Leonardo Hatanaka, a Brazilian pharmaceutical professional, expects an imminent ruling from the Superior Court of Justice in the Autonomous City of Buenos Aires in a case that alleges discriminatory dismissal based on sexual orientation, gender identity, and xenophobia after their son Matteo’s birth in Argentina via “solidarity gestation.” Human rights organizations and international agencies have followed the case closely.

Genzyme de Argentina S.A. and Sanofi in 2023 fired Hatanaka weeks after they notified them of their son’s paternity and requested 180-day parental leave.

“Matteo’s birth was the realization of a dream and the right to form a family with love, dignity and equality, even if that means having to fight every day for our family to be recognized as such,” Hatanaka told the Washington Blade in an exclusive interview.

The National Institute Against Discrimination, Xenophobia and Racism, a government agency known by the acronym INADI that President Javier Milei’s administration has shut down, in November 2023 said Hatanka’s termination was motivated by discrimination based on sexual orientation and gender identity.

(Milei took office in December 2023.)

The General Directorate of Coexistence in Diversity in Buenos Aires’s government in 2024 said institutional xenophobia motivated the firing.

“I am a gay man, foreign, nonbinary, and I had requested to exercise my right to parental leave,” Hatanaka explained. “The company denied access to a basic right to care, which it does provide in other countries, and did not provide any medical coverage for our son, despite his legal registration with both parents’ names.”

Sanofi did not acknowledge responsibility, offer apologies or any kind of reparations, despite the two rulings.

“It was devastating. I was caring for a newborn, at a moment of enormous vulnerability, and the company chose just that moment to abandon us,” said Hatanaka.

The National Labor Court overturned an initial injunction that ordered Hatanaka’s reinstatement. Hatanaka appealed the decision to the Superior Court of Justice in the Autonomous City of Buenos Aires.

“I hope for justice; that the discrimination suffered is recognized, and that this ruling serves as a precedent for all diverse families and LGBTQ+ people who are seeing their rights violated,” said Hatanaka.

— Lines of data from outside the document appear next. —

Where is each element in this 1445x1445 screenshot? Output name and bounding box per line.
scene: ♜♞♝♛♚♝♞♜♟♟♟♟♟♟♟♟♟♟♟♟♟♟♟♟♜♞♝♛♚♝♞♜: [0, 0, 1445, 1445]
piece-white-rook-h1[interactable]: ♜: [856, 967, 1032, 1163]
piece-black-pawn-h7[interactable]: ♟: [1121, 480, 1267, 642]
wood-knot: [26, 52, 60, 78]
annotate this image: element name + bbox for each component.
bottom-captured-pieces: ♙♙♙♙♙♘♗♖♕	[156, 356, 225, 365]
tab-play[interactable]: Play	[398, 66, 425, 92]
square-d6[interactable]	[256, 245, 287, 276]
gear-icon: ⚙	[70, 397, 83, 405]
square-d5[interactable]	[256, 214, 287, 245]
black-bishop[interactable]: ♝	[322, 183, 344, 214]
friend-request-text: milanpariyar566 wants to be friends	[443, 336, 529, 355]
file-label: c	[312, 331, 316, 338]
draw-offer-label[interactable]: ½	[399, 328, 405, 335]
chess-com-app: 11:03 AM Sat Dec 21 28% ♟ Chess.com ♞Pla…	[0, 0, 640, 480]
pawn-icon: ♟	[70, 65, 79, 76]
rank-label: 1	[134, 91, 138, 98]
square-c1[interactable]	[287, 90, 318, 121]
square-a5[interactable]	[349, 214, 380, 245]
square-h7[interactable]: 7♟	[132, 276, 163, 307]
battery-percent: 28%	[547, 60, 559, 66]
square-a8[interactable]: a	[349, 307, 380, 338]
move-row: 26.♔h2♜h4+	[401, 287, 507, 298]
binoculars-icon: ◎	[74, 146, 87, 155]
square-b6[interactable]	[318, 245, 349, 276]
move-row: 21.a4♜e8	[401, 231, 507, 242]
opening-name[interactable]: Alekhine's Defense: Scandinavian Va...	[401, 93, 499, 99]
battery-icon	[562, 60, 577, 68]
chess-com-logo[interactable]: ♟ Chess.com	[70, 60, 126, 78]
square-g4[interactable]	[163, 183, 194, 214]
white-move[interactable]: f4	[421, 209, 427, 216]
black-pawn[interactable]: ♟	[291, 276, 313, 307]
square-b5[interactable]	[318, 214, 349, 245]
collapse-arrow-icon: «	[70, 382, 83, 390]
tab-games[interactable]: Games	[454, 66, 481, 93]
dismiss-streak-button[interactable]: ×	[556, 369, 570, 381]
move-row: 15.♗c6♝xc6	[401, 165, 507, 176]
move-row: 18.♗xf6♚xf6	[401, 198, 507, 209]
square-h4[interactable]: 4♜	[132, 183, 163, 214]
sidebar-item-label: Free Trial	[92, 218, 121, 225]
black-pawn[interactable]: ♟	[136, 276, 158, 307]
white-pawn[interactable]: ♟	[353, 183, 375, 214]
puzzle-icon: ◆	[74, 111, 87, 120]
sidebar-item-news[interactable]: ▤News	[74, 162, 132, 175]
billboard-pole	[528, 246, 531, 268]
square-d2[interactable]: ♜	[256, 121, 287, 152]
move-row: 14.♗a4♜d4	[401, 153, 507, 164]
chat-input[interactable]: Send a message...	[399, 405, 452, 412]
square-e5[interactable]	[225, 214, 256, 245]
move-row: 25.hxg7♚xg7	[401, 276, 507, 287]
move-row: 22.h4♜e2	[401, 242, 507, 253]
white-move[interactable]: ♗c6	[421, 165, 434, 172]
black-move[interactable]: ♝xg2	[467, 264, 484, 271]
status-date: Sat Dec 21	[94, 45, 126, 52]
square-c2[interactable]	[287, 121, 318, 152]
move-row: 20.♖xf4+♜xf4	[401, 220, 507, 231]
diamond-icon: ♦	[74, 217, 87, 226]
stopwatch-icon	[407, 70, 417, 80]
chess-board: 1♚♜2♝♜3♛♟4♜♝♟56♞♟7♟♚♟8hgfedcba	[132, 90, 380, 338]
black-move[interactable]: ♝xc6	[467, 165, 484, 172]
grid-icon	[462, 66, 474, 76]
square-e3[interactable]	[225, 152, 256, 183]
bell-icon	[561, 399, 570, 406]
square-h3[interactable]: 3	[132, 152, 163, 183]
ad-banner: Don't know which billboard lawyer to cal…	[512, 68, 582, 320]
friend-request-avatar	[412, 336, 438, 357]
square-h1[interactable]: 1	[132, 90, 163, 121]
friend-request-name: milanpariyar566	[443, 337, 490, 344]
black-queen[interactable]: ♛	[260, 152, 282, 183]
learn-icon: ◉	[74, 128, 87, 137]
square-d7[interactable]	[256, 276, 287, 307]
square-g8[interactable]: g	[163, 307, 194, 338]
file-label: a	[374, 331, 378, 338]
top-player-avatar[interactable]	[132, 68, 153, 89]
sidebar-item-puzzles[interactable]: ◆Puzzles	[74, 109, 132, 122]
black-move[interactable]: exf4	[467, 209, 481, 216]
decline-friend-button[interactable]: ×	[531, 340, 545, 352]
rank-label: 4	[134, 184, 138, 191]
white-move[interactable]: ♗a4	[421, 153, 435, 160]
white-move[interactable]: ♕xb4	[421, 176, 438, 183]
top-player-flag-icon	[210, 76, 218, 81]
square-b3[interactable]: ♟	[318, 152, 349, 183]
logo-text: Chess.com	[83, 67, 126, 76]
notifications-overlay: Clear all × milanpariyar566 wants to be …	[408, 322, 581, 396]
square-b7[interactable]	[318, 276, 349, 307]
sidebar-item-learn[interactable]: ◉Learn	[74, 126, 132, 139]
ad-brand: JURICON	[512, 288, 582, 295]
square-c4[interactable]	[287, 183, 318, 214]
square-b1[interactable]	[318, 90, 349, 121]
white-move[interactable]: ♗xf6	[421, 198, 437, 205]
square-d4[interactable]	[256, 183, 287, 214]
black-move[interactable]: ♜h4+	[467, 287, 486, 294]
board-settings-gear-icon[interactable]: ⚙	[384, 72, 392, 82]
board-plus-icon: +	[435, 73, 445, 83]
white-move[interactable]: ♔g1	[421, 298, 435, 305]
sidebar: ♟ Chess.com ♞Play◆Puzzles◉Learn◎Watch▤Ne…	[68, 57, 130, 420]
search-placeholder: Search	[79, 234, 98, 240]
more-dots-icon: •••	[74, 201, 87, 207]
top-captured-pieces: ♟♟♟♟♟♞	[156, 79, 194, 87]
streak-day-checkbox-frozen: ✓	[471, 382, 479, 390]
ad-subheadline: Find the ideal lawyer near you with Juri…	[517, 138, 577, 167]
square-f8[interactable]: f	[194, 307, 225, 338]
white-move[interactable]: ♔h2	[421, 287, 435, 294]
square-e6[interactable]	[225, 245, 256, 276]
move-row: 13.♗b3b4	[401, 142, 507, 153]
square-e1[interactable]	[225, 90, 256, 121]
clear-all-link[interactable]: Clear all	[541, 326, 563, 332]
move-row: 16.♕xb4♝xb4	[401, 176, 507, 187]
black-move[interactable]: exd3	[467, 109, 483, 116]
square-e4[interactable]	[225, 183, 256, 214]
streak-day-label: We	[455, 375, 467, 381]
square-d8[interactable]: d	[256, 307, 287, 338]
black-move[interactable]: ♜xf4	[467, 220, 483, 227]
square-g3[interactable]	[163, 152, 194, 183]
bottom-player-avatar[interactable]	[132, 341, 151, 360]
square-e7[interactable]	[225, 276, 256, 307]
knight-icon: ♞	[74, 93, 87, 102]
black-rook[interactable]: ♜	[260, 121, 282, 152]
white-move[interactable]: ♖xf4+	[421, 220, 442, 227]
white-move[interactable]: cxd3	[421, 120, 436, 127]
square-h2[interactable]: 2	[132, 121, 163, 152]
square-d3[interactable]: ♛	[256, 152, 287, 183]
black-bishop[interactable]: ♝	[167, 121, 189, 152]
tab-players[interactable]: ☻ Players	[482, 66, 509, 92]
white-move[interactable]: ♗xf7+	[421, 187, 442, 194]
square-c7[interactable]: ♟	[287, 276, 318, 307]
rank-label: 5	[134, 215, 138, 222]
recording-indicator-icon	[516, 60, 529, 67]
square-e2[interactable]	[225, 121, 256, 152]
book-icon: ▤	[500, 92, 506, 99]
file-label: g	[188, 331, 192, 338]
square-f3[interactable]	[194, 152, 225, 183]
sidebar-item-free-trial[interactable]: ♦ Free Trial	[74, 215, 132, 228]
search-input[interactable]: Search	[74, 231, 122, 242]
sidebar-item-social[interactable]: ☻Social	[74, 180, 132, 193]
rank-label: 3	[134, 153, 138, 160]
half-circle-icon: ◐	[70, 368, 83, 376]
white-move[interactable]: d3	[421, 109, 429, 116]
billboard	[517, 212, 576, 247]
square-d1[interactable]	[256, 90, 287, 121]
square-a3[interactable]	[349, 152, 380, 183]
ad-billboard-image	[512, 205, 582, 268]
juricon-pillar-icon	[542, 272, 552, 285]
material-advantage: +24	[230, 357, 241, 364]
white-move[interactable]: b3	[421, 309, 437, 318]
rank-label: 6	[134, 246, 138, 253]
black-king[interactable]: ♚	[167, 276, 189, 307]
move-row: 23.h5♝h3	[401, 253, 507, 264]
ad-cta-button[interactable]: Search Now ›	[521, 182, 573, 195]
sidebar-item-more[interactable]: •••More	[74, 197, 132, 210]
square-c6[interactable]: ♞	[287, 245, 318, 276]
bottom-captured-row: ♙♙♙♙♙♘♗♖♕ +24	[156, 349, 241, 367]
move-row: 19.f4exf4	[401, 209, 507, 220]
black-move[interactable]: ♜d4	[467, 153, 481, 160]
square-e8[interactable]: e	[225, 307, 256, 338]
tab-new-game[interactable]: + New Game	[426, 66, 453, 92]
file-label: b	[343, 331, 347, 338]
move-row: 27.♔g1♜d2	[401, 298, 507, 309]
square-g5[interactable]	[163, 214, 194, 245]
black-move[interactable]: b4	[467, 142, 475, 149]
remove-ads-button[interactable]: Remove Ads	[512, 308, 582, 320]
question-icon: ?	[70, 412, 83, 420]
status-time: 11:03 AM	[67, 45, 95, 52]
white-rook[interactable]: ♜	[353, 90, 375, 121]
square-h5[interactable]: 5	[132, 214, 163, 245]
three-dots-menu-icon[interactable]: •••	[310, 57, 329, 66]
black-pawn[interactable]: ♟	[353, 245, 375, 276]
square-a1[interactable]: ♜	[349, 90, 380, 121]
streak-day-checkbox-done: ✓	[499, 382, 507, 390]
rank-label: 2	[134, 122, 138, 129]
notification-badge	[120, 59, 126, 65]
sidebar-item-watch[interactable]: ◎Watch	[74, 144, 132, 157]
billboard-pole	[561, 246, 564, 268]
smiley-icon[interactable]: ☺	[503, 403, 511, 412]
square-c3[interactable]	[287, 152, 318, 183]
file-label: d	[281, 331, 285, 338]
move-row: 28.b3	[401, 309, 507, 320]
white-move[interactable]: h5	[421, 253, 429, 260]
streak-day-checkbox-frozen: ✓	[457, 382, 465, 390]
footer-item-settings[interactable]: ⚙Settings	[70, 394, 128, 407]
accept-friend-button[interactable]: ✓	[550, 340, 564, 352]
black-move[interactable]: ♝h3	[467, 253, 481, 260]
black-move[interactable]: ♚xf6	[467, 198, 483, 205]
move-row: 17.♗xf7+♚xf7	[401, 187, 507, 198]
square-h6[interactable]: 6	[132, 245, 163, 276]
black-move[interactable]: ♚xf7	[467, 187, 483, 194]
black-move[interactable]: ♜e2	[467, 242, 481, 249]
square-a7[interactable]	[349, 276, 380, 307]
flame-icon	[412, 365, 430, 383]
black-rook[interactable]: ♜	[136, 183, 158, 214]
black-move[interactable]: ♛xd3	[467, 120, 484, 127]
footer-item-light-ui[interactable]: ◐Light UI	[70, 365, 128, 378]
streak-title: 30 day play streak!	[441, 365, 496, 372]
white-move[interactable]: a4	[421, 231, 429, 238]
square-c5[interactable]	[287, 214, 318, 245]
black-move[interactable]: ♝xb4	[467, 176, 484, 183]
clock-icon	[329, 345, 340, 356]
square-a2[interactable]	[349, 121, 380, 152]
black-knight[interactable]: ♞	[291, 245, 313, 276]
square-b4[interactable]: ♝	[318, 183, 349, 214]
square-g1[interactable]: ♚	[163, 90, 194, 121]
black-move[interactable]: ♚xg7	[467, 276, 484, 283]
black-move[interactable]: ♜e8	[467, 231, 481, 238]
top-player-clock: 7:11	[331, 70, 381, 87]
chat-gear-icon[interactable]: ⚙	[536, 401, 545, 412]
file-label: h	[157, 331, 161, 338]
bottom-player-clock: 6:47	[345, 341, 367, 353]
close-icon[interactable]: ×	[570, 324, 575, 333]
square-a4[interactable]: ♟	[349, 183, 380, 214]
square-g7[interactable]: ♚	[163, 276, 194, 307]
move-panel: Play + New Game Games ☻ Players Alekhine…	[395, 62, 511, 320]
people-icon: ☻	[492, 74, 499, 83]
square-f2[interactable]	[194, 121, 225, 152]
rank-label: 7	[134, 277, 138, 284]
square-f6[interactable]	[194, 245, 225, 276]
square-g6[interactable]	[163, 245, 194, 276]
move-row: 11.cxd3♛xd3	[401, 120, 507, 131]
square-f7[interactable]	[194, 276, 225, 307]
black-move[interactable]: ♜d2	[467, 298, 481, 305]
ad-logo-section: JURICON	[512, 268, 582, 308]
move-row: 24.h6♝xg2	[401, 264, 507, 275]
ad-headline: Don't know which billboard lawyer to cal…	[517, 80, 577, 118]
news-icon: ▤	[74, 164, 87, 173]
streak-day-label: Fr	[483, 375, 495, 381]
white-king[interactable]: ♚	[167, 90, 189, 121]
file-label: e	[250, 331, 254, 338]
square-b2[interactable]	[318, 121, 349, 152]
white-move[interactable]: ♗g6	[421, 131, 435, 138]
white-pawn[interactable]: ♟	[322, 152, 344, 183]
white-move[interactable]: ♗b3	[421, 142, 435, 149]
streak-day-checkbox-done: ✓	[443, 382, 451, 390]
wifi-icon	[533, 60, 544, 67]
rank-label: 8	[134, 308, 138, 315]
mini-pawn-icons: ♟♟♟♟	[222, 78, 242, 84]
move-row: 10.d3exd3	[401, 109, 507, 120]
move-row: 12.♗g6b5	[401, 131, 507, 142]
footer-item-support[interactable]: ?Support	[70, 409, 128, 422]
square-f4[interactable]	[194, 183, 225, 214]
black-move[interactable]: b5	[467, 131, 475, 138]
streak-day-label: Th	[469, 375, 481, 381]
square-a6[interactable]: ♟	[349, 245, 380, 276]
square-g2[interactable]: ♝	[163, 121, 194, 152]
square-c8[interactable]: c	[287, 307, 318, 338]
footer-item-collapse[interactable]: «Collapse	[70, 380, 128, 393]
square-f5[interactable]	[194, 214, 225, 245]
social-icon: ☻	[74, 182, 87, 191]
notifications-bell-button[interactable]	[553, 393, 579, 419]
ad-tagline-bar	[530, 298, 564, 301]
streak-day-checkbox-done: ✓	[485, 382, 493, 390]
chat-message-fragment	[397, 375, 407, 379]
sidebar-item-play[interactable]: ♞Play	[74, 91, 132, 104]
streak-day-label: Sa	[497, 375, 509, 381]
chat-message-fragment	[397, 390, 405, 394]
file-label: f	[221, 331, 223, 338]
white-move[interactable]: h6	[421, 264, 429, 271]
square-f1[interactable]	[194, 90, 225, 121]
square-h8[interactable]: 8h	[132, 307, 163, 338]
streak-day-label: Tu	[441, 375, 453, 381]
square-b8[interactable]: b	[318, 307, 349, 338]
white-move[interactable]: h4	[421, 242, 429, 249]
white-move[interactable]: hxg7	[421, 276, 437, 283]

The Argentine LGBT Federation, SOS Homophobie in France, and Mothers of Resistance in Brazil are among the organizations that have expressed their support. The latest U.N. report on anti-LGBTQ discrimination also notes the case.

“Companies must go beyond marketing,” Hatanaka emphasized. “Real inclusion requires concrete actions, consistency, and respect for their own policies.”

Hatanaka stressed that “there are instruments such as the UN Guiding Principles on Business and Human Rights. It is time for them to comply with them.” The lawsuit has also become a symbol of the struggle for equality and protection of families with parents who are the same sex.

“I feel I represent many LGBTQ+ families who live in fear of losing everything by exercising their rights,” said Hatanaka. “LGBTQ+ parenting is legitimate, real and deserves protection. No family should be punished for existing.”